O espanhol podia ser apenas um lobo solitário ou estar a movimentar-se dando possibilidade a uma jogada estratégica da UAE. Desatualizando as declarações do diretor da equipa, Matxin, que no dia de descanso disse à “Marca” que “trocaria as vitórias em etapas pela classificação geral”, Soler gastou energias que podiam ser usadas para defender João Almeida nas corridas decisivas que se aproximam.
A alma grande de Mikel Landa passou o grupo pela peneira e filtrou a lista de potenciais vencedores quando os foragidos começavam a esmorecer. Egan Bernal foi a reboque. O colombiano ia fazendo simultaneamente um ataque ao top-10 da classificação geral. A resposta do jovem Clément Braz Afonso foi igualmente digna. Soler não reagiu de imediato, mas perseguiu.
Quem menosprezasse a subida de segunda categoria plantada a 23,4 km, seria fortemente penalizado pelas pendentes a baterem nos 18% no Alto de Prado. Foi nessa fase crucial da corrida que Jonas Vingegaard teve um furo e trocou de bicicleta com Ben Tulett sem prejuízo para o dinamarquês.

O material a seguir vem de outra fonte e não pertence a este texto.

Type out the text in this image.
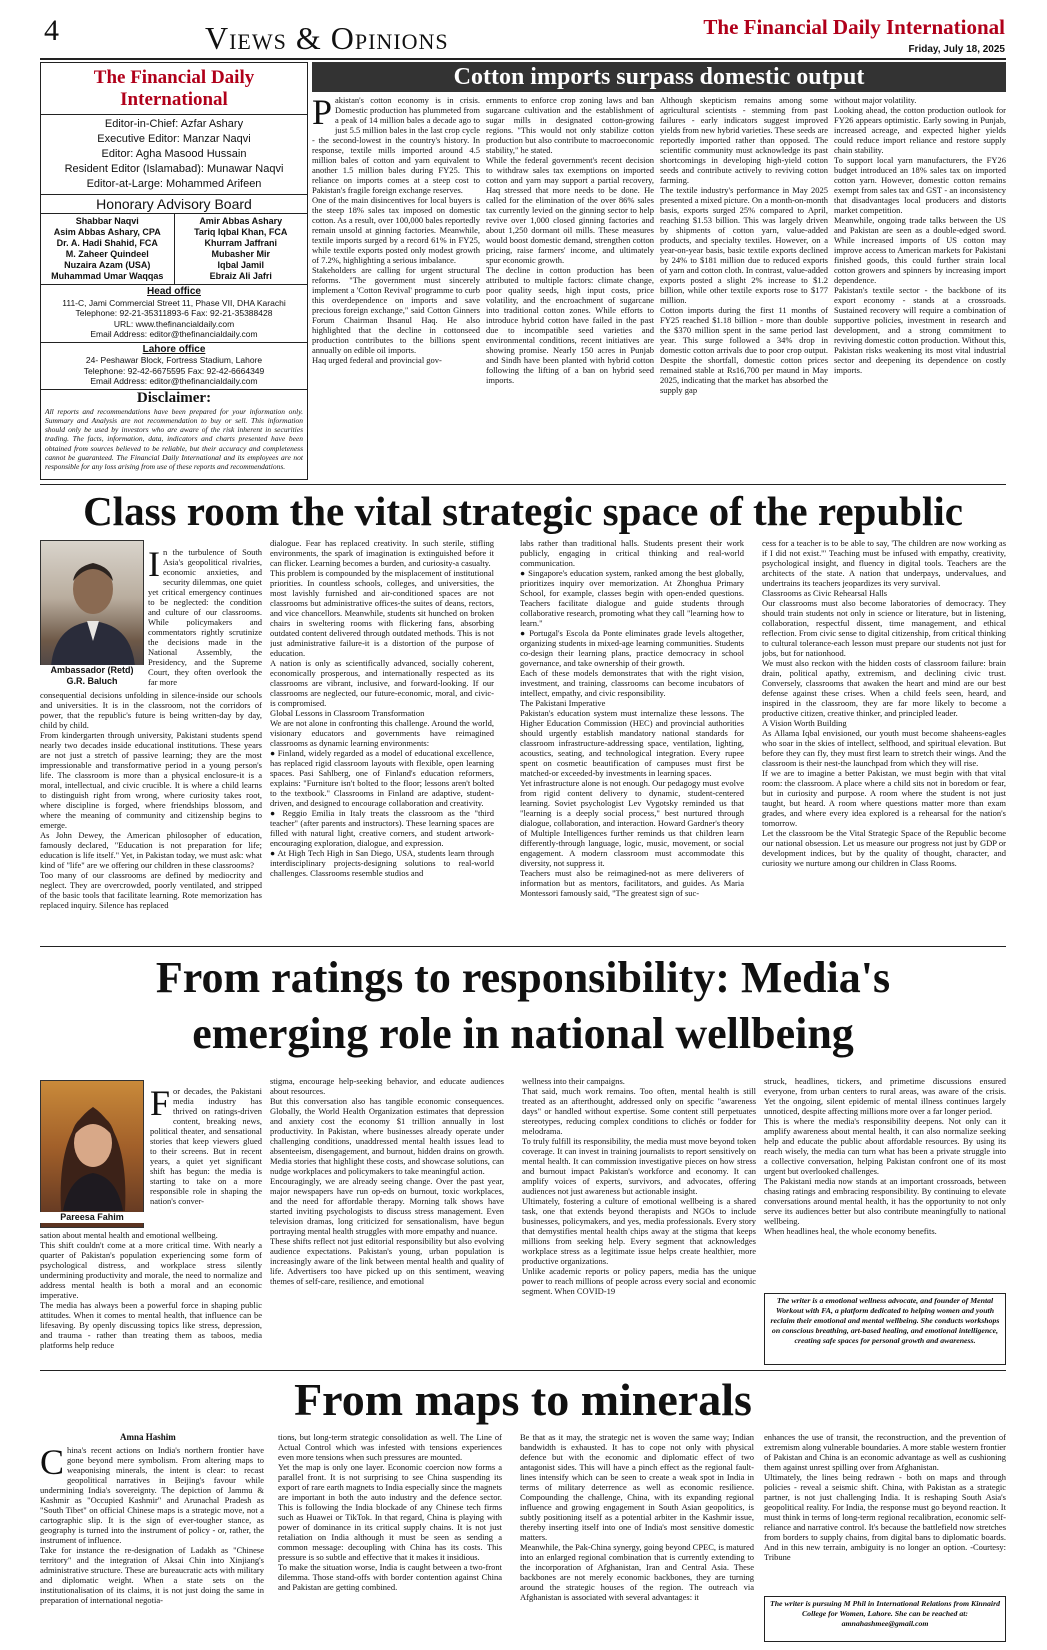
4	Views & Opinions	The Financial Daily International
Friday, July 18, 2025
The Financial Daily International
Editor-in-Chief: Azfar Ashary
Executive Editor: Manzar Naqvi
Editor: Agha Masood Hussain
Resident Editor (Islamabad): Munawar Naqvi
Editor-at-Large: Mohammed Arifeen
Honorary Advisory Board
Shabbar Naqvi
Asim Abbas Ashary, CPA
Dr. A. Hadi Shahid, FCA
M. Zaheer Quindeel
Nuzaira Azam (USA)
Muhammad Umar Waqqas
Amir Abbas Ashary
Tariq Iqbal Khan, FCA
Khurram Jaffrani
Mubasher Mir
Iqbal Jamil
Ebraiz Ali Jafri
Head office
111-C, Jami Commercial Street 11, Phase VII, DHA Karachi
Telephone: 92-21-35311893-6 Fax: 92-21-35388428
URL: www.thefinancialdaily.com
Email Address: editor@thefinancialdaily.com
Lahore office
24- Peshawar Block, Fortress Stadium, Lahore
Telephone: 92-42-6675595 Fax: 92-42-6664349
Email Address: editor@thefinancialdaily.com
Disclaimer:
All reports and recommendations have been prepared for your information only. Summary and Analysis are not recommendation to buy or sell. This information should only be used by investors who are aware of the risk inherent in securities trading. The facts, information, data, indicators and charts presented have been obtained from sources believed to be reliable, but their accuracy and completeness cannot be guaranteed. The Financial Daily International and its employees are not responsible for any loss arising from use of these reports and recommendations.
Cotton imports surpass domestic output
Pakistan's cotton economy is in crisis. Domestic production has plummeted from a peak of 14 million bales a decade ago to just 5.5 million bales in the last crop cycle - the second-lowest in the country's history. In response, textile mills imported around 4.5 million bales of cotton and yarn equivalent to another 1.5 million bales during FY25. This reliance on imports comes at a steep cost to Pakistan's fragile foreign exchange reserves.
One of the main disincentives for local buyers is the steep 18% sales tax imposed on domestic cotton. As a result, over 100,000 bales reportedly remain unsold at ginning factories. Meanwhile, textile imports surged by a record 61% in FY25, while textile exports posted only modest growth of 7.2%, highlighting a serious imbalance.
Stakeholders are calling for urgent structural reforms. "The government must sincerely implement a 'Cotton Revival' programme to curb this overdependence on imports and save precious foreign exchange," said Cotton Ginners Forum Chairman Ihsanul Haq. He also highlighted that the decline in cottonseed production contributes to the billions spent annually on edible oil imports.
Haq urged federal and provincial gov-
ernments to enforce crop zoning laws and ban sugarcane cultivation and the establishment of sugar mills in designated cotton-growing regions. "This would not only stabilize cotton production but also contribute to macroeconomic stability," he stated.
While the federal government's recent decision to withdraw sales tax exemptions on imported cotton and yarn may support a partial recovery, Haq stressed that more needs to be done. He called for the elimination of the over 86% sales tax currently levied on the ginning sector to help revive over 1,000 closed ginning factories and about 1,250 dormant oil mills. These measures would boost domestic demand, strengthen cotton pricing, raise farmers' income, and ultimately spur economic growth.
The decline in cotton production has been attributed to multiple factors: climate change, poor quality seeds, high input costs, price volatility, and the encroachment of sugarcane into traditional cotton zones. While efforts to introduce hybrid cotton have failed in the past due to incompatible seed varieties and environmental conditions, recent initiatives are showing promise. Nearly 150 acres in Punjab and Sindh have been planted with hybrid cotton following the lifting of a ban on hybrid seed imports.
Although skepticism remains among some agricultural scientists - stemming from past failures - early indicators suggest improved yields from new hybrid varieties. These seeds are reportedly imported rather than opposed. The scientific community must acknowledge its past shortcomings in developing high-yield cotton seeds and contribute actively to reviving cotton farming.
The textile industry's performance in May 2025 presented a mixed picture. On a month-on-month basis, exports surged 25% compared to April, reaching $1.53 billion. This was largely driven by shipments of cotton yarn, value-added products, and specialty textiles. However, on a year-on-year basis, basic textile exports declined by 24% to $181 million due to reduced exports of yarn and cotton cloth. In contrast, value-added exports posted a slight 2% increase to $1.2 billion, while other textile exports rose to $177 million.
Cotton imports during the first 11 months of FY25 reached $1.18 billion - more than double the $370 million spent in the same period last year. This surge followed a 34% drop in domestic cotton arrivals due to poor crop output. Despite the shortfall, domestic cotton prices remained stable at Rs16,700 per maund in May 2025, indicating that the market has absorbed the supply gap
without major volatility.
Looking ahead, the cotton production outlook for FY26 appears optimistic. Early sowing in Punjab, increased acreage, and expected higher yields could reduce import reliance and restore supply chain stability.
To support local yarn manufacturers, the FY26 budget introduced an 18% sales tax on imported cotton yarn. However, domestic cotton remains exempt from sales tax and GST - an inconsistency that disadvantages local producers and distorts market competition.
Meanwhile, ongoing trade talks between the US and Pakistan are seen as a double-edged sword. While increased imports of US cotton may improve access to American markets for Pakistani finished goods, this could further strain local cotton growers and spinners by increasing import dependence.
Pakistan's textile sector - the backbone of its export economy - stands at a crossroads. Sustained recovery will require a combination of supportive policies, investment in research and development, and a strong commitment to reviving domestic cotton production. Without this, Pakistan risks weakening its most vital industrial sector and deepening its dependence on costly imports.
Class room the vital strategic space of the republic
Ambassador (Retd)
G.R. Baluch
In the turbulence of South Asia's geopolitical rivalries, economic anxieties, and security dilemmas, one quiet yet critical emergency continues to be neglected: the condition and culture of our classrooms. While policymakers and commentators rightly scrutinize the decisions made in the National Assembly, the Presidency, and the Supreme Court, they often overlook the far more
consequential decisions unfolding in silence-inside our schools and universities. It is in the classroom, not the corridors of power, that the republic's future is being written-day by day, child by child.
From kindergarten through university, Pakistani students spend nearly two decades inside educational institutions. These years are not just a stretch of passive learning; they are the most impressionable and transformative period in a young person's life. The classroom is more than a physical enclosure-it is a moral, intellectual, and civic crucible. It is where a child learns to distinguish right from wrong, where curiosity takes root, where discipline is forged, where friendships blossom, and where the meaning of community and citizenship begins to emerge.
As John Dewey, the American philosopher of education, famously declared, "Education is not preparation for life; education is life itself." Yet, in Pakistan today, we must ask: what kind of "life" are we offering our children in these classrooms?
Too many of our classrooms are defined by mediocrity and neglect. They are overcrowded, poorly ventilated, and stripped of the basic tools that facilitate learning. Rote memorization has replaced inquiry. Silence has replaced
dialogue. Fear has replaced creativity. In such sterile, stifling environments, the spark of imagination is extinguished before it can flicker. Learning becomes a burden, and curiosity-a casualty.
This problem is compounded by the misplacement of institutional priorities. In countless schools, colleges, and universities, the most lavishly furnished and air-conditioned spaces are not classrooms but administrative offices-the suites of deans, rectors, and vice chancellors. Meanwhile, students sit hunched on broken chairs in sweltering rooms with flickering fans, absorbing outdated content delivered through outdated methods. This is not just administrative failure-it is a distortion of the purpose of education.
A nation is only as scientifically advanced, socially coherent, economically prosperous, and internationally respected as its classrooms are vibrant, inclusive, and forward-looking. If our classrooms are neglected, our future-economic, moral, and civic-is compromised.
Global Lessons in Classroom Transformation
We are not alone in confronting this challenge. Around the world, visionary educators and governments have reimagined classrooms as dynamic learning environments:
● Finland, widely regarded as a model of educational excellence, has replaced rigid classroom layouts with flexible, open learning spaces. Pasi Sahlberg, one of Finland's education reformers, explains: "Furniture isn't bolted to the floor; lessons aren't bolted to the textbook." Classrooms in Finland are adaptive, student-driven, and designed to encourage collaboration and creativity.
● Reggio Emilia in Italy treats the classroom as the "third teacher" (after parents and instructors). These learning spaces are filled with natural light, creative corners, and student artwork-encouraging exploration, dialogue, and expression.
● At High Tech High in San Diego, USA, students learn through interdisciplinary projects-designing solutions to real-world challenges. Classrooms resemble studios and
labs rather than traditional halls. Students present their work publicly, engaging in critical thinking and real-world communication.
● Singapore's education system, ranked among the best globally, prioritizes inquiry over memorization. At Zhonghua Primary School, for example, classes begin with open-ended questions. Teachers facilitate dialogue and guide students through collaborative research, promoting what they call "learning how to learn."
● Portugal's Escola da Ponte eliminates grade levels altogether, organizing students in mixed-age learning communities. Students co-design their learning plans, practice democracy in school governance, and take ownership of their growth.
Each of these models demonstrates that with the right vision, investment, and training, classrooms can become incubators of intellect, empathy, and civic responsibility.
The Pakistani Imperative
Pakistan's education system must internalize these lessons. The Higher Education Commission (HEC) and provincial authorities should urgently establish mandatory national standards for classroom infrastructure-addressing space, ventilation, lighting, acoustics, seating, and technological integration. Every rupee spent on cosmetic beautification of campuses must first be matched-or exceeded-by investments in learning spaces.
Yet infrastructure alone is not enough. Our pedagogy must evolve from rigid content delivery to dynamic, student-centered learning. Soviet psychologist Lev Vygotsky reminded us that "learning is a deeply social process," best nurtured through dialogue, collaboration, and interaction. Howard Gardner's theory of Multiple Intelligences further reminds us that children learn differently-through language, logic, music, movement, or social engagement. A modern classroom must accommodate this diversity, not suppress it.
Teachers must also be reimagined-not as mere deliverers of information but as mentors, facilitators, and guides. As Maria Montessori famously said, "The greatest sign of suc-
cess for a teacher is to be able to say, 'The children are now working as if I did not exist.'" Teaching must be infused with empathy, creativity, psychological insight, and fluency in digital tools. Teachers are the architects of the state. A nation that underpays, undervalues, and undertrains its teachers jeopardizes its very survival.
Classrooms as Civic Rehearsal Halls
Our classrooms must also become laboratories of democracy. They should train students not only in science or literature, but in listening, collaboration, respectful dissent, time management, and ethical reflection. From civic sense to digital citizenship, from critical thinking to cultural tolerance-each lesson must prepare our students not just for jobs, but for nationhood.
We must also reckon with the hidden costs of classroom failure: brain drain, political apathy, extremism, and declining civic trust. Conversely, classrooms that awaken the heart and mind are our best defense against these crises. When a child feels seen, heard, and inspired in the classroom, they are far more likely to become a productive citizen, creative thinker, and principled leader.
A Vision Worth Building
As Allama Iqbal envisioned, our youth must become shaheens-eagles who soar in the skies of intellect, selfhood, and spiritual elevation. But before they can fly, they must first learn to stretch their wings. And the classroom is their nest-the launchpad from which they will rise.
If we are to imagine a better Pakistan, we must begin with that vital room: the classroom. A place where a child sits not in boredom or fear, but in curiosity and purpose. A room where the student is not just taught, but heard. A room where questions matter more than exam grades, and where every idea explored is a rehearsal for the nation's tomorrow.
Let the classroom be the Vital Strategic Space of the Republic become our national obsession. Let us measure our progress not just by GDP or development indices, but by the quality of thought, character, and curiosity we nurture among our children in Class Rooms.
From ratings to responsibility: Media's
emerging role in national wellbeing
Pareesa Fahim
For decades, the Pakistani media industry has thrived on ratings-driven content, breaking news, political theater, and sensational stories that keep viewers glued to their screens. But in recent years, a quiet yet significant shift has begun: the media is starting to take on a more responsible role in shaping the nation's conver-
sation about mental health and emotional wellbeing.
This shift couldn't come at a more critical time. With nearly a quarter of Pakistan's population experiencing some form of psychological distress, and workplace stress silently undermining productivity and morale, the need to normalize and address mental health is both a moral and an economic imperative.
The media has always been a powerful force in shaping public attitudes. When it comes to mental health, that influence can be lifesaving. By openly discussing topics like stress, depression, and trauma - rather than treating them as taboos, media platforms help reduce
stigma, encourage help-seeking behavior, and educate audiences about resources.
But this conversation also has tangible economic consequences. Globally, the World Health Organization estimates that depression and anxiety cost the economy $1 trillion annually in lost productivity. In Pakistan, where businesses already operate under challenging conditions, unaddressed mental health issues lead to absenteeism, disengagement, and burnout, hidden drains on growth. Media stories that highlight these costs, and showcase solutions, can nudge workplaces and policymakers to take meaningful action.
Encouragingly, we are already seeing change. Over the past year, major newspapers have run op-eds on burnout, toxic workplaces, and the need for affordable therapy. Morning talk shows have started inviting psychologists to discuss stress management. Even television dramas, long criticized for sensationalism, have begun portraying mental health struggles with more empathy and nuance.
These shifts reflect not just editorial responsibility but also evolving audience expectations. Pakistan's young, urban population is increasingly aware of the link between mental health and quality of life. Advertisers too have picked up on this sentiment, weaving themes of self-care, resilience, and emotional
wellness into their campaigns.
That said, much work remains. Too often, mental health is still treated as an afterthought, addressed only on specific "awareness days" or handled without expertise. Some content still perpetuates stereotypes, reducing complex conditions to clichés or fodder for melodrama.
To truly fulfill its responsibility, the media must move beyond token coverage. It can invest in training journalists to report sensitively on mental health. It can commission investigative pieces on how stress and burnout impact Pakistan's workforce and economy. It can amplify voices of experts, survivors, and advocates, offering audiences not just awareness but actionable insight.
Ultimately, fostering a culture of emotional wellbeing is a shared task, one that extends beyond therapists and NGOs to include businesses, policymakers, and yes, media professionals. Every story that demystifies mental health chips away at the stigma that keeps millions from seeking help. Every segment that acknowledges workplace stress as a legitimate issue helps create healthier, more productive organizations.
Unlike academic reports or policy papers, media has the unique power to reach millions of people across every social and economic segment. When COVID-19
struck, headlines, tickers, and primetime discussions ensured everyone, from urban centers to rural areas, was aware of the crisis. Yet the ongoing, silent epidemic of mental illness continues largely unnoticed, despite affecting millions more over a far longer period.
This is where the media's responsibility deepens. Not only can it amplify awareness about mental health, it can also normalize seeking help and educate the public about affordable resources. By using its reach wisely, the media can turn what has been a private struggle into a collective conversation, helping Pakistan confront one of its most urgent but overlooked challenges.
The Pakistani media now stands at an important crossroads, between chasing ratings and embracing responsibility. By continuing to elevate conversations around mental health, it has the opportunity to not only serve its audiences better but also contribute meaningfully to national wellbeing.
When headlines heal, the whole economy benefits.
The writer is a emotional wellness advocate, and founder of Mental Workout with FA, a platform dedicated to helping women and youth reclaim their emotional and mental wellbeing. She conducts workshops on conscious breathing, art-based healing, and emotional intelligence, creating safe spaces for personal growth and awareness.
From maps to minerals
Amna Hashim
China's recent actions on India's northern frontier have gone beyond mere symbolism. From altering maps to weaponising minerals, the intent is clear: to recast geopolitical narratives in Beijing's favour while undermining India's sovereignty. The depiction of Jammu & Kashmir as "Occupied Kashmir" and Arunachal Pradesh as "South Tibet" on official Chinese maps is a strategic move, not a cartographic slip. It is the sign of ever-tougher stance, as geography is turned into the instrument of policy - or, rather, the instrument of influence.
Take for instance the re-designation of Ladakh as "Chinese territory" and the integration of Aksai Chin into Xinjiang's administrative structure. These are bureaucratic acts with military and diplomatic weight. When a state sets on the institutionalisation of its claims, it is not just doing the same in preparation of international negotia-
tions, but long-term strategic consolidation as well. The Line of Actual Control which was infested with tensions experiences even more tensions when such pressures are mounted.
Yet the map is only one layer. Economic coercion now forms a parallel front. It is not surprising to see China suspending its export of rare earth magnets to India especially since the magnets are important in both the auto industry and the defence sector. This is following the India blockade of any Chinese tech firms such as Huawei or TikTok. In that regard, China is playing with power of dominance in its critical supply chains. It is not just retaliation on India although it must be seen as sending a common message: decoupling with China has its costs. This pressure is so subtle and effective that it makes it insidious.
To make the situation worse, India is caught between a two-front dilemma. Those stand-offs with border contention against China and Pakistan are getting combined.
Be that as it may, the strategic net is woven the same way; Indian bandwidth is exhausted. It has to cope not only with physical defence but with the economic and diplomatic effect of two antagonist sides. This will have a pinch effect as the regional fault-lines intensify which can be seen to create a weak spot in India in terms of military deterrence as well as economic resilience. Compounding the challenge, China, with its expanding regional influence and growing engagement in South Asian geopolitics, is subtly positioning itself as a potential arbiter in the Kashmir issue, thereby inserting itself into one of India's most sensitive domestic matters.
Meanwhile, the Pak-China synergy, going beyond CPEC, is matured into an enlarged regional combination that is currently extending to the incorporation of Afghanistan, Iran and Central Asia. These backbones are not merely economic backbones, they are turning around the strategic houses of the region. The outreach via Afghanistan is associated with several advantages: it
enhances the use of transit, the reconstruction, and the prevention of extremism along vulnerable boundaries. A more stable western frontier of Pakistan and China is an economic advantage as well as cushioning them against unrest spilling over from Afghanistan.
Ultimately, the lines being redrawn - both on maps and through policies - reveal a seismic shift. China, with Pakistan as a strategic partner, is not just challenging India. It is reshaping South Asia's geopolitical reality. For India, the response must go beyond reaction. It must think in terms of long-term regional recalibration, economic self-reliance and narrative control. It's because the battlefield now stretches from borders to supply chains, from digital bans to diplomatic boards. And in this new terrain, ambiguity is no longer an option. -Courtesy: Tribune
The writer is pursuing M Phil in International Relations from Kinnaird College for Women, Lahore. She can be reached at: amnahashmee@gmail.com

Esta corrida de mangas arregaçadas não fez diferenças na luta pela camisola vermelha. O grupo principal atrasou-se cerca de seis minutos face ao vencedor. No entanto, João Almeida manteve a distância para o rival, ficando a aguardar mais oportunidades para iniciar a "Missão Remontada". A etapa 17 pode ajudar.